Bitcoin could weaken significantly against gold. If the historical scenario repeats itself, we could see a fall to around USD 50,950. Signals from technical analysis and developments in traditional markets point to a bearish trend.

Is history repeating itself? Technical indicators are not favorable

Bitcoin broke through the 50-day exponential moving average (EMA) on the two-week chart against gold (BTC/XAU) on April 22. The same signal in 2022 preceded a decline to the 200-day EMA, and a similar development is emerging this year. If history repeats itself, a decline of up to 35% could follow.

This development is the result of several negative factors. US stock markets have lost approximately USD 13 trillion since their peak in 2025, the largest decline since the 2008 financial crisis. According to Mike McGlone of Bloomberg Intelligence, it is precisely this correlation between Bitcoin, gold and stocks that is key.

Correlation with gold signals a fall

A weakening BTC/XAU ratio often heralds a weakening of Bitcoin against the dollar.

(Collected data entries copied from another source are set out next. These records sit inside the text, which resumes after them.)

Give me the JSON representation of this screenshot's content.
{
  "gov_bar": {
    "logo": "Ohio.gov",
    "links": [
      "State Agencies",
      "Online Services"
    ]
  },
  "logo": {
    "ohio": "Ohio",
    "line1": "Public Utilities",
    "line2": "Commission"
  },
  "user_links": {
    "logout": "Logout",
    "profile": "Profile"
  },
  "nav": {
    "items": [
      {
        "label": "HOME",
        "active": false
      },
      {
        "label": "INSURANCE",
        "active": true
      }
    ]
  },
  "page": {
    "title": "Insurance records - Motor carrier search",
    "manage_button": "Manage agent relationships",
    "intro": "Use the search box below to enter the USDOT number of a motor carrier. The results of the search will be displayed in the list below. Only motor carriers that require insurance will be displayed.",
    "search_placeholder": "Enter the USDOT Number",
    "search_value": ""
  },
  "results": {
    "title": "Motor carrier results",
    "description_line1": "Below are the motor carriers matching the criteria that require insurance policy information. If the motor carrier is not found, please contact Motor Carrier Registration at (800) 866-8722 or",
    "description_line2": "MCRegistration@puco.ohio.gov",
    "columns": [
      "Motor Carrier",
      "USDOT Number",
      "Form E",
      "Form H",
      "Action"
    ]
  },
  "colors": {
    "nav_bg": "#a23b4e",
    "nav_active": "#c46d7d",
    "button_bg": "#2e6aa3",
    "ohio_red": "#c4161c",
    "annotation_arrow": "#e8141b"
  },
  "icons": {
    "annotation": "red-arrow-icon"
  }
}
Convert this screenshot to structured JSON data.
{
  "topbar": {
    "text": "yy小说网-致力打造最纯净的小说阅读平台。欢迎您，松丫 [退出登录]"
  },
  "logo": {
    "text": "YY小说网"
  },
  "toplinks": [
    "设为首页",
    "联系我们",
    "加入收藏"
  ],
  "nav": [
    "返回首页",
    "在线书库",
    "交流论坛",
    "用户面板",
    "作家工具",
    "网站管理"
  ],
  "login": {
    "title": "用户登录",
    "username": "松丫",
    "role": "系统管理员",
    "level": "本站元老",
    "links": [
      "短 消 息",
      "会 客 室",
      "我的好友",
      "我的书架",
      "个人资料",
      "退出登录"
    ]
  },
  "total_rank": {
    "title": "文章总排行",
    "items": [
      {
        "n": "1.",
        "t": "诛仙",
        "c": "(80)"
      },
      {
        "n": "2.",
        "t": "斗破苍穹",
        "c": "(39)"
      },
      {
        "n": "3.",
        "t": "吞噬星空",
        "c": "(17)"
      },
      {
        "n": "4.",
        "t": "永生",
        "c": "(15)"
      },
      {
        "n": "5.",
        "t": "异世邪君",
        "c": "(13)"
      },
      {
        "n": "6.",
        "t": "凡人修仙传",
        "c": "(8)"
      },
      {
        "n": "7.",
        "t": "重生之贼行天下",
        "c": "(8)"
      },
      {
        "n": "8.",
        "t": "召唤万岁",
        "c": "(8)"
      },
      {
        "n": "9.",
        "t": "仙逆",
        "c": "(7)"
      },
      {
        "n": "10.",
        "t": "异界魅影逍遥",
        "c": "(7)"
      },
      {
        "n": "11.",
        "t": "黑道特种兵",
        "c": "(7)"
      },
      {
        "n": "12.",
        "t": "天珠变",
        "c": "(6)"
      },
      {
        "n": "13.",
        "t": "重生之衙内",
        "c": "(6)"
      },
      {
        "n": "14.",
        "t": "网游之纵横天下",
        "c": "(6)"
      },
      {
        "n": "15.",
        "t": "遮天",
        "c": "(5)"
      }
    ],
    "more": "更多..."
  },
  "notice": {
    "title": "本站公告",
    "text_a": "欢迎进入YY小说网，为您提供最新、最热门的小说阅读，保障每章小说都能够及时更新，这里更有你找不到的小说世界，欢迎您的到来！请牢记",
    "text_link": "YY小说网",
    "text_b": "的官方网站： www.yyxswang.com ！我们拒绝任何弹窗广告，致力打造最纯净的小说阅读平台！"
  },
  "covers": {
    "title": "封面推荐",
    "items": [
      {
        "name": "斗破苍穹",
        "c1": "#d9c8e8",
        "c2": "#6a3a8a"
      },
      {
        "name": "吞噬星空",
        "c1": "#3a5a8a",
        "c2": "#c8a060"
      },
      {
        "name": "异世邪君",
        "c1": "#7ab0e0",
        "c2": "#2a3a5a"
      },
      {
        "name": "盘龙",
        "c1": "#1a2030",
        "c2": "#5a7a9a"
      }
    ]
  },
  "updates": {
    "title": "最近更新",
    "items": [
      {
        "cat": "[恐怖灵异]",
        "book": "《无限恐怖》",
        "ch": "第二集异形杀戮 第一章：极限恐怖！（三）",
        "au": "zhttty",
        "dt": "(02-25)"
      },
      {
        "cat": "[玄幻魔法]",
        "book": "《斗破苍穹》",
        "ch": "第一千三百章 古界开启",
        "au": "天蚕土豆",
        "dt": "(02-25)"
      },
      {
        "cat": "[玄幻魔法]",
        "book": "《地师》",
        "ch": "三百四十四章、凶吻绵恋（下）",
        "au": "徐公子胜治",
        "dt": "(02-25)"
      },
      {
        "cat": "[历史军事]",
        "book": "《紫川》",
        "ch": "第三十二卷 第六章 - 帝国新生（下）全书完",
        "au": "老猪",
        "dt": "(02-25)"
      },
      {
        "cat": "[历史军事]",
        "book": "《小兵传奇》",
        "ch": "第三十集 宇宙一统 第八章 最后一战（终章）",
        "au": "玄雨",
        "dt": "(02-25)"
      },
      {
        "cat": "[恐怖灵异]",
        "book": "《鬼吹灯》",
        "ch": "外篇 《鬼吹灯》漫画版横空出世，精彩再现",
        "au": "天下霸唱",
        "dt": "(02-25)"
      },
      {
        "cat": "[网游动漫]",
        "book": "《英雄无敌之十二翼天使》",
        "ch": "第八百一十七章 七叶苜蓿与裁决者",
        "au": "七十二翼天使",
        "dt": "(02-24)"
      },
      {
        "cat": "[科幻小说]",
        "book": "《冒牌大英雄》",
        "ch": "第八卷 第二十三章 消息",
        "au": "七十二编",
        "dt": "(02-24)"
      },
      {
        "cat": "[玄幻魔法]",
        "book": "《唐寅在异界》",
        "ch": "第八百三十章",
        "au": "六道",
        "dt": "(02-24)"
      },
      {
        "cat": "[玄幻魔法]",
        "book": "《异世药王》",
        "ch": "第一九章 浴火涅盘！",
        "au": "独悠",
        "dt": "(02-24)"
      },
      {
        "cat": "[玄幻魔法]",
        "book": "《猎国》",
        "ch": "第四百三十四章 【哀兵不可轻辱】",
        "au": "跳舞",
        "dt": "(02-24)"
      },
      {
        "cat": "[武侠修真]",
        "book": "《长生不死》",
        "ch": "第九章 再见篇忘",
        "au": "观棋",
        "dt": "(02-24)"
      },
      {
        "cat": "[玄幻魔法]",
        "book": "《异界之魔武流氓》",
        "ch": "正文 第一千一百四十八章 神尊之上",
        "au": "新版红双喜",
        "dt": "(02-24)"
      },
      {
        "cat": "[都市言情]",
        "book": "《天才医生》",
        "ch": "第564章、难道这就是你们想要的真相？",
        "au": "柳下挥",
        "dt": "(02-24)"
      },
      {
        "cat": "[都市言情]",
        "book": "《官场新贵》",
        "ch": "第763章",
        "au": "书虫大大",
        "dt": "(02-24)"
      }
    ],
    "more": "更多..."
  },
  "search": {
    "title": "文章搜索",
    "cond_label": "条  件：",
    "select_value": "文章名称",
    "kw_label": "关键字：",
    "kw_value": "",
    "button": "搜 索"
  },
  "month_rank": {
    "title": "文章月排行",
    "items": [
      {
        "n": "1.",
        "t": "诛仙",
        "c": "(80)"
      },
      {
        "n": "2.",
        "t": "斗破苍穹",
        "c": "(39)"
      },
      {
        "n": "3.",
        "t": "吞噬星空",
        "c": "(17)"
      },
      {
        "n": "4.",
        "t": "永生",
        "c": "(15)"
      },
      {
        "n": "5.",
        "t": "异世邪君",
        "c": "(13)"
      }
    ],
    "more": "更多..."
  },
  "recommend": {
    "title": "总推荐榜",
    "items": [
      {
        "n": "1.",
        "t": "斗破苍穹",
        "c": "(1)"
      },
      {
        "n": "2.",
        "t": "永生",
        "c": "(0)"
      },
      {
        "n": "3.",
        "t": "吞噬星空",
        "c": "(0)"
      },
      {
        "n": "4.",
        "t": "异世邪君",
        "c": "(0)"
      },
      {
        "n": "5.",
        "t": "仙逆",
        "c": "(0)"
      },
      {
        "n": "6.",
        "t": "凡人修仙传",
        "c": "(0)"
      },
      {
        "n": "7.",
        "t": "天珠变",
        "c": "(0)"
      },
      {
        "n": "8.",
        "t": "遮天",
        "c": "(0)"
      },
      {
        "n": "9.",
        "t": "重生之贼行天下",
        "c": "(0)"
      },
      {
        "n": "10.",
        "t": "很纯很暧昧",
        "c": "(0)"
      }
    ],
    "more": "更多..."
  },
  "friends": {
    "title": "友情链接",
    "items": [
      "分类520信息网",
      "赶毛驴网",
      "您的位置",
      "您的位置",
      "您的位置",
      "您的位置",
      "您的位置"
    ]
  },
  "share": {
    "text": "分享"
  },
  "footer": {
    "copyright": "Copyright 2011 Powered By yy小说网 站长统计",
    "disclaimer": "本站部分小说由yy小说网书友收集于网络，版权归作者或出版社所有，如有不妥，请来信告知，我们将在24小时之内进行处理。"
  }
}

History shows that a similar development in the past was followed by a price drop below the 200-week EMA. If this scenario plays out again this year, Bitcoin could fall to around USD 50,950.

Despite possible short-term gains, analysts believe the downward trend will continue. The narrative of so-called “decoupling” — i.e., the separation of Bitcoin from stock market developments — is thus once again proving controversial.